With the recent outbreak of COVID-19 and the lockdown on public gatherings including court sessions, there were clamours on the Nigerian judiciary to consider the option of virtual court proceedings to deal with urgent matters in order to maintain law and order in the country.
Specifically some lawyers who have been unable to practice their trade had pushed for the idea.
The contention of the legal practitioners was that many cases, including those involving human rights violations, could not be filed as a result of the lockdowns and that even though the Chief Justice of Nigeria, Justice Tanko Muhammad, had directed that cases that were time bound and urgent be heard, lawyers could not leave their houses because of lockdowns imposed by states.
In fact, some senior lawyers went as far as writing the CJN officially to urgently consider the adoption of remote court sitting as being done in other countries by issuing immediate Court Directions and Protocols to ensure the continued administration of justice in the face of the pandemic.
It was therefore not surprising that the matter featured on the agenda of the National Judicial Council (NJC) at its 91st meeting which held on April 22, 2020.
NJC headed by the CJN is a creation of section 153 of the 1999 Constitution with powers to hire and fire erring judicial officers.
At the important meeting, a committee headed by a Supreme Court Justice, Justice Olabode Rhodes-Vivour was convoked with a mandate to devise guidelines and measures to enable safe court sittings during the period of the COVID-19 pandemic in cooperation with the Office of the Attorney General of the Federation (OAGF).
The NJC had since come up with the guidelines and communicated same to all judges nationwide.
In the guidelines, the NJC directed all courts to provide fast-speed, pervasive and reliable internet connectivity, while the end-user would provide hardware devices such as desktops, laptops, tablets and smart phones which will serve for the virtual sittings using collaborative platforms such as MS365, Zoom, Google meetings and other tools with electronic recording functionalities.

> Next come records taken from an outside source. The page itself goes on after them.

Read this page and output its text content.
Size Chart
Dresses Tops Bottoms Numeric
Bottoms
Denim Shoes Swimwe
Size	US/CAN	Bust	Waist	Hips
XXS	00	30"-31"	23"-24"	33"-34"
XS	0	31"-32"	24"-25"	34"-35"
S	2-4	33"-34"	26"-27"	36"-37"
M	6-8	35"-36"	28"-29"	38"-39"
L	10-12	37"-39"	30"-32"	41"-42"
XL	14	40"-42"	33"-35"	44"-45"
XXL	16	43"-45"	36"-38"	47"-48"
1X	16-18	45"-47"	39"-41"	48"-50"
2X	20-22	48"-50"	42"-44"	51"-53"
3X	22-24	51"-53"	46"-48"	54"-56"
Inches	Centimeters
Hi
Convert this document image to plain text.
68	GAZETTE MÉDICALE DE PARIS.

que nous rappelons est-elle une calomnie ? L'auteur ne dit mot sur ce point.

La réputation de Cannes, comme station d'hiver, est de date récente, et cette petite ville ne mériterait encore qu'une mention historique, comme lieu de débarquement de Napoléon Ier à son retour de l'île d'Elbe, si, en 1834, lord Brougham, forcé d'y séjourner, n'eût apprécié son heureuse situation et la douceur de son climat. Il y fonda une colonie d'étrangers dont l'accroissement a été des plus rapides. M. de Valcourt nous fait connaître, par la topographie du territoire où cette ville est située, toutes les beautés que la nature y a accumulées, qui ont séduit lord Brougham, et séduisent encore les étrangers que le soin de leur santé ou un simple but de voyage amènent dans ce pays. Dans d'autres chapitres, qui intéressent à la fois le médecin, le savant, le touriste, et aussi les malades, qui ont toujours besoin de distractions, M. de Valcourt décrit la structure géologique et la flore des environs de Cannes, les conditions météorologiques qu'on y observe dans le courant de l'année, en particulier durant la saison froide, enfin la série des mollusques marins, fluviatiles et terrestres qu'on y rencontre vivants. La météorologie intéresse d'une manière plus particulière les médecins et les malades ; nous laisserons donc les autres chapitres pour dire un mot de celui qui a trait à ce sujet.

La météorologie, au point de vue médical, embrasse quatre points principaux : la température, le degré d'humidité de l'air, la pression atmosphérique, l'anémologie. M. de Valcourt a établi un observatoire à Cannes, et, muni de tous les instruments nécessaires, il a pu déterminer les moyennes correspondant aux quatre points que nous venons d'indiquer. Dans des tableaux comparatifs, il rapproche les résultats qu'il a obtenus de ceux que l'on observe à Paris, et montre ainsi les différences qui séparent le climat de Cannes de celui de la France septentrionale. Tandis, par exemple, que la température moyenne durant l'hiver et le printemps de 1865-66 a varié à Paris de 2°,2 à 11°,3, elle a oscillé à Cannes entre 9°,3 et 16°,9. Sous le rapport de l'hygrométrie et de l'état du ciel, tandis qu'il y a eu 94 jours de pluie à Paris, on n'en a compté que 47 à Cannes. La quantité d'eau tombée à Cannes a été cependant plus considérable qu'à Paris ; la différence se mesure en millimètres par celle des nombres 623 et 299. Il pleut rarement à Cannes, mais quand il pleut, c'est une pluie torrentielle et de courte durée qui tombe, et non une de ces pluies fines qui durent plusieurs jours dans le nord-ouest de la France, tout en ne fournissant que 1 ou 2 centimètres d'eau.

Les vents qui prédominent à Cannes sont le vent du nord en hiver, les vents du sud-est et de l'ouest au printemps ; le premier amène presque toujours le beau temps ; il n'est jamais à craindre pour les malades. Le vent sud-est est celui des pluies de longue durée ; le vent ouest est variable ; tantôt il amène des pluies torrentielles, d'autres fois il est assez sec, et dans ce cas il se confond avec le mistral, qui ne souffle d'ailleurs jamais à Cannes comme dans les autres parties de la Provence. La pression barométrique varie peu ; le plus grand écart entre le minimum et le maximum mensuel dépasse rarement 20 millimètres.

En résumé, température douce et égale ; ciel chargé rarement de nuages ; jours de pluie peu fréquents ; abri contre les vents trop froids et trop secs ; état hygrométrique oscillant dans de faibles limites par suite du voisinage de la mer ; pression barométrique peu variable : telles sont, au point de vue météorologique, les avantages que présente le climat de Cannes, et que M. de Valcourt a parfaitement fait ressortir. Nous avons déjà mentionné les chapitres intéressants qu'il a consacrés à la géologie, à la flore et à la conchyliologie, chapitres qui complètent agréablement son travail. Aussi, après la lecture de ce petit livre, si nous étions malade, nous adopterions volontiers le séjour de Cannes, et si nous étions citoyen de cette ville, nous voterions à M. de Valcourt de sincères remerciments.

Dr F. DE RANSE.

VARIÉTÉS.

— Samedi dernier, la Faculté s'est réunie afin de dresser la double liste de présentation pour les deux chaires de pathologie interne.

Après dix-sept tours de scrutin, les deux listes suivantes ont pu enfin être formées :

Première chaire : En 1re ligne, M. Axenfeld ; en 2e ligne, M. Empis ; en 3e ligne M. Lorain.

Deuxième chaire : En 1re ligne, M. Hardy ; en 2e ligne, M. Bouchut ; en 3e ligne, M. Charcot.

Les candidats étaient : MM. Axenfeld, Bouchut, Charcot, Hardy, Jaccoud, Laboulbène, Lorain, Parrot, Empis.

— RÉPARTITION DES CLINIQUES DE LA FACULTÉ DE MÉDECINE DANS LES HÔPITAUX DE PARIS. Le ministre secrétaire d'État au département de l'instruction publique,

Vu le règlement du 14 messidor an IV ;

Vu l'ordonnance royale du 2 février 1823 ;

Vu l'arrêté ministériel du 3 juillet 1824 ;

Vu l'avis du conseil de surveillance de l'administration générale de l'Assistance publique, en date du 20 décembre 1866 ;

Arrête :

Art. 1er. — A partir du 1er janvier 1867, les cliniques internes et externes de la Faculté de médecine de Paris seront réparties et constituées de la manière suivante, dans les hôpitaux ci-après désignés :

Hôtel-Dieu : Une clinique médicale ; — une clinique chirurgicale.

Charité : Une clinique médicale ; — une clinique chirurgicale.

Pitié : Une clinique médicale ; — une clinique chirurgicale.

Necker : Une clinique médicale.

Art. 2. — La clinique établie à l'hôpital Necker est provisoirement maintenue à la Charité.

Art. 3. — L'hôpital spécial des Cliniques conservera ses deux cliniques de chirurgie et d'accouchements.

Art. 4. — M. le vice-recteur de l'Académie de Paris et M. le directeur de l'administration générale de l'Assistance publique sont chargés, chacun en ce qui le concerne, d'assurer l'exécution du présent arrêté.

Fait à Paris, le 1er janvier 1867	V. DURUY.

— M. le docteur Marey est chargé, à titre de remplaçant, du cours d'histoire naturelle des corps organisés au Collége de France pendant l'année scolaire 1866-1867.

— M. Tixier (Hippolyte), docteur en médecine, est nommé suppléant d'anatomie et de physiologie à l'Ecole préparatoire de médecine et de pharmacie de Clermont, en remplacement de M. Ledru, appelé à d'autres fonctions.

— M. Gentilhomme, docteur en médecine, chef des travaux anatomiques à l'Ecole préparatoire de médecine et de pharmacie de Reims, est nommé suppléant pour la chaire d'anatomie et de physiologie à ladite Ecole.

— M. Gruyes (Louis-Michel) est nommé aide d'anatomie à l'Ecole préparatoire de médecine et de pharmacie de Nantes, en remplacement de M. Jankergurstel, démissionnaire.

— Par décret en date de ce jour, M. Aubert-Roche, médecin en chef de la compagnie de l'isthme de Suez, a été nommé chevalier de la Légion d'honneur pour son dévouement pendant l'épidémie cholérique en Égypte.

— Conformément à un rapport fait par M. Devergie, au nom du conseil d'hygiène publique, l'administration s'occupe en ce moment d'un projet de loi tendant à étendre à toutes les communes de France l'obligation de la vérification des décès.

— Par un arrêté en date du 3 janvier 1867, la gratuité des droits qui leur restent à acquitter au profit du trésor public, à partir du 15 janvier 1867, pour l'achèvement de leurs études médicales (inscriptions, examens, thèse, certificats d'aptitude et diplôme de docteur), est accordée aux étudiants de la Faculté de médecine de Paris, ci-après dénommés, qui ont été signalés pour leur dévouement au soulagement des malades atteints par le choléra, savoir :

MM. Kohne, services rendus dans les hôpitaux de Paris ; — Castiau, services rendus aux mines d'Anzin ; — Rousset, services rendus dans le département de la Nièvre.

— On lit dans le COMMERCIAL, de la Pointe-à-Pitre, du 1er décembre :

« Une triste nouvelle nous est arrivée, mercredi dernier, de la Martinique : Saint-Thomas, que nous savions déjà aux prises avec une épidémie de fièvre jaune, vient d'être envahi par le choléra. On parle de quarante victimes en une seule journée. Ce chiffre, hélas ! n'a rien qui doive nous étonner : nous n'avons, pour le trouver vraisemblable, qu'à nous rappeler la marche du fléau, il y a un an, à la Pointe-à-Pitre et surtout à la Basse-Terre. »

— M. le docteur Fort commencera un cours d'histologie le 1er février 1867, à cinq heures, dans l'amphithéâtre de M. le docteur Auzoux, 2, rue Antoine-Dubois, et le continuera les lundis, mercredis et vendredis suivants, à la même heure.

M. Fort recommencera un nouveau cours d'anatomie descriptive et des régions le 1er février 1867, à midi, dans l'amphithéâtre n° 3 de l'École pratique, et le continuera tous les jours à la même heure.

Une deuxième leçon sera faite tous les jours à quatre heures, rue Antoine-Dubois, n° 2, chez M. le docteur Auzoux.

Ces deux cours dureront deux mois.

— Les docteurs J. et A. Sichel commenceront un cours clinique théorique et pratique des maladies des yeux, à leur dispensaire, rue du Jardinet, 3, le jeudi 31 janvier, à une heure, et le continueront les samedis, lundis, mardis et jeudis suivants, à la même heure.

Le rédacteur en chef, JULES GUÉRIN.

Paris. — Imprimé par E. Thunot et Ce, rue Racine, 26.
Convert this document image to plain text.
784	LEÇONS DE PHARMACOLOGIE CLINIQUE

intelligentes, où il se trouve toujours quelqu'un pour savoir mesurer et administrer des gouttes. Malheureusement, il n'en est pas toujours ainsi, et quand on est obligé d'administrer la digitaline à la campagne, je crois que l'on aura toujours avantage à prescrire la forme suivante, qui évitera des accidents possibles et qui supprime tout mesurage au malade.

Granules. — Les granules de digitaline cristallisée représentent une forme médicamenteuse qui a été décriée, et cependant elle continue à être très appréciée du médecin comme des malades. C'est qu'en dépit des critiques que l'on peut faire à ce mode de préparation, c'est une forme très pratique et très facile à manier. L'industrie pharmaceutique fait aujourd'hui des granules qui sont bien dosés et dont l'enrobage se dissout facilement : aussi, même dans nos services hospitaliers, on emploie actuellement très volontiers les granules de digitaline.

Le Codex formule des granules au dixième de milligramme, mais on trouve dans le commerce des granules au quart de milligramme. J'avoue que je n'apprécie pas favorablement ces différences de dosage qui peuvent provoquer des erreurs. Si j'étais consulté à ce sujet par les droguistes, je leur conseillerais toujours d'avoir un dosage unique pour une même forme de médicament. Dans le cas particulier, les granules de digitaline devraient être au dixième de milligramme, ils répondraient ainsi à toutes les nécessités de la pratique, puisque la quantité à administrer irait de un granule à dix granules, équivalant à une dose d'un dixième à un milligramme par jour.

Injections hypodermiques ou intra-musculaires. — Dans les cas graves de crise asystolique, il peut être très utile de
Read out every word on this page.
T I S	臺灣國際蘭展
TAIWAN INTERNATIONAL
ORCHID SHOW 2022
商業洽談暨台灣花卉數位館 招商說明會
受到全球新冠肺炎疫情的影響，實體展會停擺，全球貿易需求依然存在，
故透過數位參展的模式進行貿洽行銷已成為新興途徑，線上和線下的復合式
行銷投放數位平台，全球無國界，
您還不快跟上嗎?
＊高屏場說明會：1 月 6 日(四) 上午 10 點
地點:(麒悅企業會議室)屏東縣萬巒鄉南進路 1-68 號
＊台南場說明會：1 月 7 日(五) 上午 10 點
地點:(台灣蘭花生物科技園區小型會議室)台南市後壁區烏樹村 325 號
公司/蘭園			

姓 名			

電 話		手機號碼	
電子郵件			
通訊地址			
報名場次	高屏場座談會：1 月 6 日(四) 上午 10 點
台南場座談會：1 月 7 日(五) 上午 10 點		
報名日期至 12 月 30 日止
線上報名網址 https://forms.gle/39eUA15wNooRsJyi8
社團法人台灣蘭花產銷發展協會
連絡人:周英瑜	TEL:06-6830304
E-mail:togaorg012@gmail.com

The document also addressed how to conduct checks on court premises, filing of court processes, payment of filing fees, service of hearing notices, virtual or remote sittings, physical court sittings, among others.
However, before Justice Rhodes Vivour committee came up with its guidelines, Lagos State had since March 4, 2020 adopted its own court direction tagged the “Lagos State Judiciary Remote Hearing of Cases (COVID-19 Pandemic Period) Practice,” to ensure the hearing and determination of urgent and time-bound cases through digital platforms like Zoom, Skype or any other video and audio conferencing platform approved by the court.
Few cases had even been heard in the state using the Practice Direction.
But as the NJC rolled out the guidelines on the use of virtual court proceedings some judges, mostly at the high court level expressed concerns over its legality.
The judicial officers cited as a big hurdle section 36 of the 1999 constitution on the account that the section provides that court proceedings, including delivery of court decisions, shall be held in public.
They argued that virtual court proceeding would violate that constitutional provision and would render whatever they had done during the COVID-19 pandemic as null and void.
We have keenly followed development on the issue and hail the efforts of the Chief Justice of Nigeria to provide responsive direction for the nation’s justice system at a difficult crisis period like this, particularly for rolling out the guidelines on virtual court sitting to ensure that the justice system remains in operation even under the on-going lockdown.
We however note the apprehension of stakeholders in the justice system regarding the legality of conducting virtual court proceedings without necessary amendment to the constitution.
We are aware that in the case of Edibo v. the State (2007) 13 NWLR (Pt. 1051) p. 306, the Supreme Court had set aside the conviction and sentence of an appellant and others who were charged with culpable homicide punishable by death on the ground that it was unconstitutional for the trial judge to have taken their pleas in his Chambers.
The recent judgment of the Supreme Court quashing the trial, conviction and sentence of a former Abia State Governor, Orji Kalu, on the ground that the trial judge, having been elevated to the Court of Appeal, lacked the power to continue with the trial as a judge of the high court is also instructive.
We are therefore glad that the National Assembly itself has been proactive by its on-going efforts to amend section 36 of the constitution to accommodate virtual court proceedings.
We therefore urge the National Assembly to expedite action on the bill to amend the constitution so that all virtual court proceedings that had held during COVID-19 would not be nullified by the apex court.
We also implore the lawmakers to work closely with legal practitioners in this exercise to avert any loopholes that litigants may take advantage of in future particularly when a close study of the Supreme Court has shown that it has the tendency to be illiberal and inflexible in its interpretation of the constitution.